30 Gennaio 2026
Europa bandiera (Pixabay)
Il principio dimenticato di Kenneth Waltz
Kenneth Waltz, uno dei maggiori teorici del realismo strutturale, ricordava un punto essenziale: l’obiettivo primario di ogni Stato non è espandersi né “fare il bene”, ma evitare di essere dominato da un altro Stato. È una regola minima di sopravvivenza, non un’ambizione imperiale. Eppure, osservando la politica italiana ed europea, si ha l’impressione che questo principio sia stato consapevolmente accantonato, se non rovesciato.
Italia: Stato debole, errori forti
L’Italia non è una grande potenza e difficilmente potrà tornarlo. È un Paese de-industrializzato, privo di materie prime strategiche, con margini di manovra ridotti. Proprio per questo, secondo la logica realista, dovrebbe agire con prudenza estrema. Accade l’opposto: asset strategici ceduti, telecomunicazioni sotto influenza esterna, cybersicurezza affidata a partner stranieri, apparati sensibili permeabili a pressioni esterne. Non è cooperazione: è rinuncia alla sovranità.
Il Mediterraneo rimosso
L’errore più grave è di natura geografica e strategica. L’Italia non si trova nel Golfo del Messico, ma nel Mediterraneo, crocevia tra Europa, Africa e Vicino Oriente. Agire come se fossimo una propaggine dell’Atlantico significa ignorare la nostra collocazione naturale. Le conseguenze sono evidenti: dalla distruzione della Libia in poi, Roma ha subito umiliazioni continue, dimostrando di non saper difendere nemmeno i propri interessi minimi nello spazio vitale più immediato.
Europa: realismo magico e doppi standard
L’Unione Europea vive una sorta di realismo magico geopolitico. La Cina è definita “rivale sistemico” mentre le sue imprese costruiscono infrastrutture cruciali per l’economia europea. Gli Stati Uniti sono “alleati”, anche quando minacciano territori europei come la Groenlandia o impongono ricatti tariffari. Questo non è pragmatismo: è asimmetria di potere interiorizzata.
La sicurezza come pretesto politico
Bruxelles ha trasformato il concetto di sicurezza in una clava ideologica. Dalle telecomunicazioni al solare, ogni cooperazione con la Cina viene politicizzata, senza prove tecniche solide. Il caso Huawei è emblematico: contratti legittimi vengono messi in discussione per pressioni esterne, minando lo Stato di diritto e la certezza giuridica. È una deriva che nulla ha di liberale e molto di subalterno.
Dal “de-risking” al de-sviluppo
La cosiddetta strategia di de-risking si è trasformata in de-development. Escludere fornitori cinesi significa aumentare i costi, rallentare la transizione verde, frenare l’innovazione digitale. Oltre il 90% dei pannelli solari europei è prodotto in Cina: spezzare questa catena non rafforza l’Europa, la indebolisce strutturalmente. A guadagnarne non è la sicurezza, ma l’egemonia tecnologica americana.

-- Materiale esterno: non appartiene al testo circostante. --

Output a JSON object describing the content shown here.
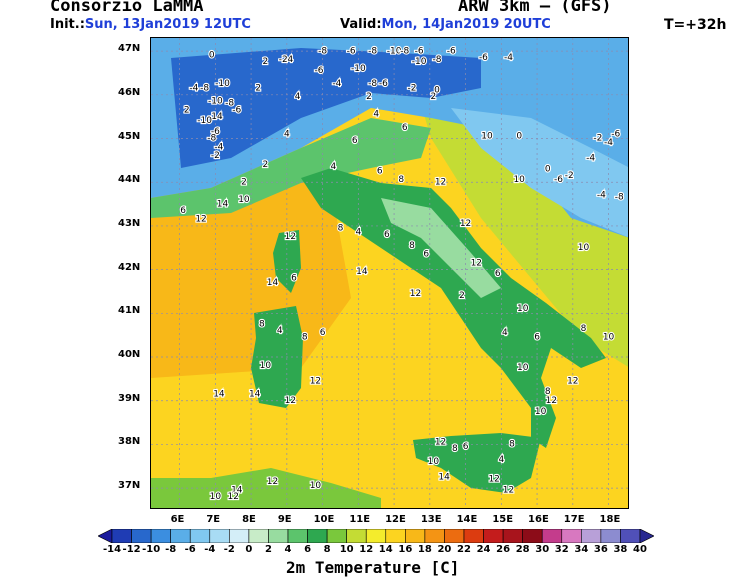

Vassallaggio senza reciprocità
L’Europa si piega sistematicamente agli Stati Uniti senza ottenere rispetto né reciprocità. Subisce dazi, minacce, umiliazioni simboliche. La proposta di “acquistare” la Groenlandia non è una boutade: è la manifestazione esplicita di una mentalità egemonica. La risposta europea è stata debole, quasi imbarazzata. È il segno di una classe dirigente che ha smarrito il senso stesso della dignità statale.
Russia, Cina e il mondo multipolare
Da osservatore filorusso ma moderato, va detto con chiarezza: Russia e Cina non sono benefattori, ma attori razionali in un mondo multipolare. Mosca, in particolare, ha dimostrato di possedere una capacità rara oggi: una relativa autosufficienza strategica, energetica e militare. Questo spiega perché resista alle pressioni occidentali. L’Europa, al contrario, ha scelto la dipendenza strutturale come modello.
Autonomia strategica: slogan o scelta
La Cina continua a dichiararsi favorevole a un’Europa autonoma. Ma l’autonomia non si proclama: si pratica. Richiede giudizio indipendente, capacità di distinguere interessi propri da quelli altrui, e soprattutto il coraggio di dire no. Finché Bruxelles seguirà decisioni prese altrove, l’Europa resterà una pedina, non un polo. Waltz non chiedeva eroismi, ma razionalità. Per l’Italia e per l’Europa, tornare al realismo significa recuperare il principio base della statualità: non facilitare il dominio altrui. Continuare sulla strada dei doppi standard, del vassallaggio tecnologico e della rinuncia geopolitica porterà solo a un lento declino. In un mondo che torna alla politica di potenza, l’ingenuità non è una virtù: è un lusso che non possiamo più permetterci.